What about for odd numbers? If $n$ is odd, which powers of $2$ could appear in the prime factorisation? What about $n^2$?

Is zero even or odd?

In the prime factorisation of $2n^2$, $2$ occurs to an odd power.

How does this statement follow on from the previous card? Could these cards appear in the opposite order?

But prime factorisations are unique, so $2$ should appear to the same power in both $2n^2$ and $m^2$.

This is a contradiction, so our original assumption that $\sqrt{2}$ is rational must be wrong.

So $\sqrt{2}$ is irrational.

Can you adapt this argument to show that $\sqrt{3}$ is irrational?

Suppose, for a contradiction, that $\sqrt{3}$ is rational.

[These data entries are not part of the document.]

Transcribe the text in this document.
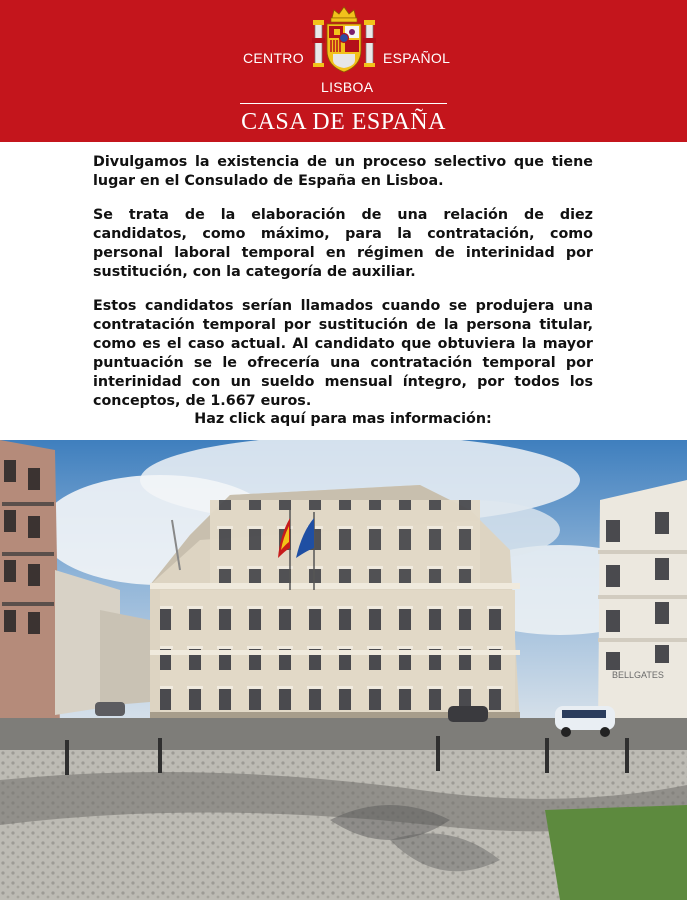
CENTRO	ESPAÑOL
LISBOA
CASA DE ESPAÑA

Divulgamos la existencia de un proceso selectivo que tiene lugar en el Consulado de España en Lisboa.

Se trata de la elaboración de una relación de diez candidatos, como máximo, para la contratación, como personal laboral temporal en régimen de interinidad por sustitución, con la categoría de auxiliar.

Estos candidatos serían llamados cuando se produjera una contratación temporal por sustitución de la persona titular, como es el caso actual. Al candidato que obtuviera la mayor puntuación se le ofrecería una contratación temporal por interinidad con un sueldo mensual íntegro, por todos los conceptos, de 1.667 euros.

Haz click aquí para mas información:
BELLGATES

That is, we have $\sqrt{3} = \frac{m}{n}$ for integers $m$ and $n$, where $n \neq 0$.

Squaring, we have $3 = \frac{m^2}{n^2}$.

Multiply across to get $3n^2 = m^2$.

In the prime factorisations of $m^2$ and $n^2$, $3$ occurs to an even power.

In the prime factorisation of $3n^2$, $3$ occurs to an odd power.

But prime factorisations are unique, so $3$ should appear to the same power in both $3n^2$ and $m^2$.

This is a contradiction, so our original assumption that $\sqrt{3}$ is rational must be wrong.

So $\sqrt{3}$ is irrational.

For which positive integers $d$ is $\sqrt{d}$ irrational? Justify your answer.

If $d$ is a square, say $d = n^2$ where $n$ is an integer, then clearly $\sqrt{d} = n$ is rational.

If $d$ is not a square, then $\sqrt{d}$ is irrational. We can prove this using a very similar argument to that used for $2$ and $3$ above.

Here’s a special case to show how we can adapt the argument to work even when $d$ is not prime.

Let’s consider $\sqrt{10}$.

Suppose, for a contradiction, that $\sqrt{10}$ is rational, so there are integers $a$ and $b$ with $b \neq 0$ and $\sqrt{10} = \frac{a}{b}$.

Then, squaring and multiplying across, we have $10b^2 = a^2$.

In the prime factorisations of $a^2$ and $b^2$, $2$ occurs to an even power. In the prime factorisation of $10b^2$, $2$ occurs to an odd power.

But this is not possible, so we have a contradiction. So $\sqrt{10}$ is irrational.

Notice that if we try to run the same argument on a number that is divisible by a square, such as $12 = 2^2 \times 3$, then we have to be slightly careful. One way round this is to notice that $\sqrt{12} = 2\sqrt{3}$, and this is irrational if and only if $\sqrt{3}$ is irrational. So it suffices to show that if $d$ is square-free (is not divisible by a square) then $\sqrt{d}$ is irrational.

To check your understanding, see what happens when you run the usual contradiction argument on a square value of $d$ such as $4$ or $9$. Why do we not get a contradiction in this case?

Can you show that $1 + \sqrt{2}$ is irrational? Is $\sqrt{2} + \sqrt{3}$ rational or irrational?

Suppose for a contradiction that $1 + \sqrt{2}$ is rational.

The sum of two rational numbers is rational, so we see that $(1 + \sqrt{2}) + (-1) = \sqrt{2}$ is rational.

But we showed above that $\sqrt{2}$ is irrational, so this is a contradiction. So $1 + \sqrt{2}$ is irrational.

Suppose for a contradiction that $\sqrt{2} + \sqrt{3}$ is rational.

Then $\sqrt{2} + \sqrt{3} = \frac{a}{b}$ for some integers $a$ and $b$ where $b \neq 0$.

Squaring both sides gives $2 + 2\sqrt{6} + 3 = \frac{a^2}{b^2}$.

Rearranging then gives $2\sqrt{6} = \frac{a^2}{b^2} - 5$.

In particular, that tells us that $\sqrt{6}$ is rational.

Which of the arguments above tells us that $\sqrt{6}$ is irrational? This gives us a contradiction. So $\sqrt{2} + \sqrt{3}$ is irrational.